What is this stuff about an “Approved” Scrap Procedure? I thought that we did not approve Property Management Systems under the current FAR GP Clause? That is correct – today as we speak -- we DO NOT APPROVE nor disapprove the contractor’s PMS. Ahhhhh, but there are still certain internal components of the contractor’s PMS that we DO have the authority to approve – and the Scrap Procedure is one of them! Others items “approved” by the PA are fond at FAR 52.245-1(f)(1)(iii)(A), and 52.245-1(f)(1)(iii)(B). Now I said that the PA approves the scrap procedures. There has been some debate and dispute between the PAs and the Plant Clearance Officers (PLCOs) – both “Authorized representatives of the contracting officer” and both with a “Certificate of Appointment. So, who has that AUTHORITY. Historically, the PA had the authority to APPROVE the contractor’s PMS. And if the Approved Scrap Procedure is PART of the PMS – well, it would appear that the PA would have that authority. But, is the PA as expert in this area as a PLCO – the property disposal specialist? It appear that the PLCO can also lay claim to this authority. Neither the FAR nor DFARS to date clarifies this aspect. Ahhh, but there is a proposed rules that offers some clarification. See http://www.federalregister.gov/articles/2010/12/03/2010-30285/defense-federal-acquisition-regulation-supplement-government-property-dfars-case-2009-d008
Wait, wait – there’s more!
Where does the money go, generated through the sale of scrap through the Approved scrap procedure? The current DFARS addresses that issues under DFARS 245.610-3 states,
Proceeds of sale.
(1) Unless otherwise provided in the contract, the proceeds of any sale, purchase, or retention shall be— …

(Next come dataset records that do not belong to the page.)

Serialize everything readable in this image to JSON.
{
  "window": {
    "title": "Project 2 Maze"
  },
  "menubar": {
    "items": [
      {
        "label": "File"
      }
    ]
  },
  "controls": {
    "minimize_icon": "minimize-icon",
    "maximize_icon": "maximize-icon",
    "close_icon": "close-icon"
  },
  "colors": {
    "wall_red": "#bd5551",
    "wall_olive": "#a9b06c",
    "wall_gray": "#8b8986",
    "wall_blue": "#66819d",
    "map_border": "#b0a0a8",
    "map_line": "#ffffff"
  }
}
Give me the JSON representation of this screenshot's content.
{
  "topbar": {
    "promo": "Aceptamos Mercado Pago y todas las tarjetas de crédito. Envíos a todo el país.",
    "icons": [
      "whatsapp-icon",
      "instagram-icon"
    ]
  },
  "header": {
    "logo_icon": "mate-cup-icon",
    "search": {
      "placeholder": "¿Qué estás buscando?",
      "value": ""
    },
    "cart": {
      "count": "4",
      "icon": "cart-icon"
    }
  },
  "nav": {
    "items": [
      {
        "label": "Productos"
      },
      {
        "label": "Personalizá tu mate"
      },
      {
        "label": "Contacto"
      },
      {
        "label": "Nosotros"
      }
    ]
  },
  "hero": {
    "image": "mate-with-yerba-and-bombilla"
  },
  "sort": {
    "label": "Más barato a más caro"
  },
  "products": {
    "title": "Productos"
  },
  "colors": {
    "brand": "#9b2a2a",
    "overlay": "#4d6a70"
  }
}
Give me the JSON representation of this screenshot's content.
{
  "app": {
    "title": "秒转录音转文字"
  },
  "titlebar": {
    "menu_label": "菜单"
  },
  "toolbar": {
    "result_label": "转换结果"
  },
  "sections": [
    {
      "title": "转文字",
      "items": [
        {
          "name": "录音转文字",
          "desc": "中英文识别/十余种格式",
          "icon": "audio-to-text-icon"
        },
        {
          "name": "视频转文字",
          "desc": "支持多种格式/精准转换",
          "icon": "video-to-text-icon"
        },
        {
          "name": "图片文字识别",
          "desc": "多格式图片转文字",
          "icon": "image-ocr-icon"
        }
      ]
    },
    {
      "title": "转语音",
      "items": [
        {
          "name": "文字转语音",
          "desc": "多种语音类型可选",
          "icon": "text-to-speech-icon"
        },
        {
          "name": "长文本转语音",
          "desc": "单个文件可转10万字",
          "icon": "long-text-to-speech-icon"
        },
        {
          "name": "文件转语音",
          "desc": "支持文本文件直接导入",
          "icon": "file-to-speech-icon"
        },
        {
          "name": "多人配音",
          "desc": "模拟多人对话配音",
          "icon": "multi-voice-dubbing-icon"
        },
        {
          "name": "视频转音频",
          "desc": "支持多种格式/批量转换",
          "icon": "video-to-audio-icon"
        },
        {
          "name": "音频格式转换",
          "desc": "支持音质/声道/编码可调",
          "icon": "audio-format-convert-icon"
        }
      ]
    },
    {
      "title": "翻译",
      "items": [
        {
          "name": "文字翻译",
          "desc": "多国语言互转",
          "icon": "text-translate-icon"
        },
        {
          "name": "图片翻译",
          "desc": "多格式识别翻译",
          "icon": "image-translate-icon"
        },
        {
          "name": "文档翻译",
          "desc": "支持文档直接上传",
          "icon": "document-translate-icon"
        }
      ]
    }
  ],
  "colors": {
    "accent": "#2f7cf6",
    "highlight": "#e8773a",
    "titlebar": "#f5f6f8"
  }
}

(B) For contractors with an approved scrap procedure, will ensure the proceeds are appropriately applied to an overhead account.
Great – so the proceeds get credited to the contractor’s overhead account! Right? Well, not so fast. There are areas of Property management and Property administration that overlap with other areas of Government responsibilities. The issue of crediting monies is one area where the Defense Contract Audit Agency (DCAA) may come into play. Why? Because if the contractor is a Cost Accounting Standards (CAS) covered contractor – then their DISCLOSURE STATEMENT – CASB-DS1 form – requires the contractor to identify HOW they are going to handle the proceeds realized from the sale of scrap. In the Disclosure statement at item 3.2.1 – you will find Paragraph “(c) Income from Sale of Scrap.” Pas would be wise to request the contractor’s Disclosure statement from the Administrative Contracting Officer (ACO) to ensure that the monies realized do, in fact, go to overhead – and then verify this through their Property Management System Analysis. Of course if the Disclosure Statement specifies that the proceeds go to some other account – then the PA, through the ACO, should request clarification to ensure that the Government obtains its fair share of those proceeds!
One additional point, if this is a NON-CAS covered contract – then the PA may again need to request assistance to determine where those proceeds are being applied.
Lastly, you need to be aware that regulations are constantly in a state of flux – so I urge you to be on the lookout for a PROPOSED FAR RULE to be published – that, let me say hopefully, will clarify an number of these issues!
I know that this is a lot of information – but as a Property Professional these are the types of technical issues that we need to be able to research, address and resolve!